Latin American & Iberian Institute and Tinker Foundation Field Research Grant Recipients will present their respective research conducted in Argentina and Brazil.
Andrew Bernard is a M.A. student in Landscape Architecture (2014) at the University of New Mexico. His studies have focused on the integration of infrastructure, nature, culture and water as a means to resilient design in arid regions. He finds that Albuquerque’s existing municipal water infrastructure is outdated and needs to shift from a single-purposed perspective system to one that integrates these elements and connects cities instead of dividing them. As a FRG recipient, Andrew was granted the opportunity to explore a successful example of integrated infrastructure in the arid region of Mendoza, Argentina for the month of July, 2013.
Mendoza is a city located at the foothills of the Andes mountains and while well known for its exquisite Malbec wine, it is best known as a desert oasis. This identity is supported by an intricate network of acequias or irrigation channels that run along each street providing irrigation for the vibrant street tree canopy that provides a refuge from the sun. In addition to providing irrigation, the acequias integrate storm water capture and function as linear public spaces that connect the city, fostering social and cultural exchange. Andrew's presentation, "Urban Acequias and the Desert Oasis: An Exploration of Integrated Water Infrastructure in Mendoza, Argentina" examines the function, significance, and benefits of the acequia system in Mendoza and illuminates the lessons that can be applied toward an alternative water infrastructure paradigm in Albuquerque, New Mexico.

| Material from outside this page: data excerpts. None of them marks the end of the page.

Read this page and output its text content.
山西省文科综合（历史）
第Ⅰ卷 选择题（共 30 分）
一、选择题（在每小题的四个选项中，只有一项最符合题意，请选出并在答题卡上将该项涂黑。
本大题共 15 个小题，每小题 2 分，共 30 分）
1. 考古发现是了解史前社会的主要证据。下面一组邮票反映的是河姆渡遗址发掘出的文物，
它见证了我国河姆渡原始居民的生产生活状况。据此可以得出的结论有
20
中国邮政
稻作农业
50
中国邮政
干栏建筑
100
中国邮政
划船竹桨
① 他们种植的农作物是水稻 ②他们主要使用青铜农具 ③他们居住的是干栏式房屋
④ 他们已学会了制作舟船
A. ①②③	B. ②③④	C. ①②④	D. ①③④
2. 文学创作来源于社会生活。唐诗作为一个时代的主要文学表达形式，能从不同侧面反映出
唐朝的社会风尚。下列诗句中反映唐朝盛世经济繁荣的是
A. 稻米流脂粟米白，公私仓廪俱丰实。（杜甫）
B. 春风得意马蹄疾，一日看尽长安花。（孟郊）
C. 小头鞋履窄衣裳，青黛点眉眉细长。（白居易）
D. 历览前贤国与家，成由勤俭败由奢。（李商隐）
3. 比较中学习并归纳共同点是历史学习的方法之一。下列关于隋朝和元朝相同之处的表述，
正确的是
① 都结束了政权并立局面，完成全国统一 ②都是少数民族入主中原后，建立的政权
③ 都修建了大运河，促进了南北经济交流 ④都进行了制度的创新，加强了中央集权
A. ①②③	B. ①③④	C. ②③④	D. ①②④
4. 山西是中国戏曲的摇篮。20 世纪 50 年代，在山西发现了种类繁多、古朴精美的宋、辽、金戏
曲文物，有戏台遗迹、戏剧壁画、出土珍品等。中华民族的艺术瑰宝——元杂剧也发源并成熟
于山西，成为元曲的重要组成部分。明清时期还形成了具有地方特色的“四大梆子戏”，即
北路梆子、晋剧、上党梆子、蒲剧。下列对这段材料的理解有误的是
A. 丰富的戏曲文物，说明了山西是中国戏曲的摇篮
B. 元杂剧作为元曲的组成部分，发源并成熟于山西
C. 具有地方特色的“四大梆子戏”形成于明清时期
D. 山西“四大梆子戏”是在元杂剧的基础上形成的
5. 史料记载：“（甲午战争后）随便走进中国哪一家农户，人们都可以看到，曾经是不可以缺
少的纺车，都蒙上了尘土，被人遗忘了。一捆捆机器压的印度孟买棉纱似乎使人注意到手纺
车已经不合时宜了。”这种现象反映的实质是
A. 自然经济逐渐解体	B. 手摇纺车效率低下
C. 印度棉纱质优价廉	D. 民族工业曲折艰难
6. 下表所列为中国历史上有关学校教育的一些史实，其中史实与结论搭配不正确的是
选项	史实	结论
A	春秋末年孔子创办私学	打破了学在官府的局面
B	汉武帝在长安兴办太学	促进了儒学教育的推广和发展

Grant Florian is a M.A. student in Anthropology (2014) at UNM and has been researching the blending of two syncretic Brazilian religions: Umbanda and Santo Daime. Umbanda is a religion that formed in Rio de Janeiro in the early 20th century as a blend of esoteric mediumistic practices from Europe, which in Brazil are associated with what is referred to as Kardecismo, popular Catholicism, and Afro-Brazilian religion. Santo Daime formed during the same period in the Amazon region of Brazil, and centers around the ritual consumption of ayahuasca accompanied by dance, song, or meditation. Originally Santo Daime was chiefly a rural, mixed race religious practice, but around the 1970's many middle class urban Brazilians -many of European descent but of varied ethnic backgrounds- brought the religion to cities like Sao Paulo and Rio de Janeiro.
Umbanda, on the other hand, has always attracted members from all social classes, but has chiefly been an urban religious practice. Now there are practitioners of both Umbanda and Santo Daime who are blending these two syncretic religions in a variety of ways, and this is connected to a broader movement toward spiritual eclecticism in urban Brazil's middle class. In the summer of 2013, Grant traveled to São Paolo where he conducted field research at two Santo Daime churches and three Umbanda centers. His presentation discusses his field experience and how it connects to broader social trends in Brazilian society.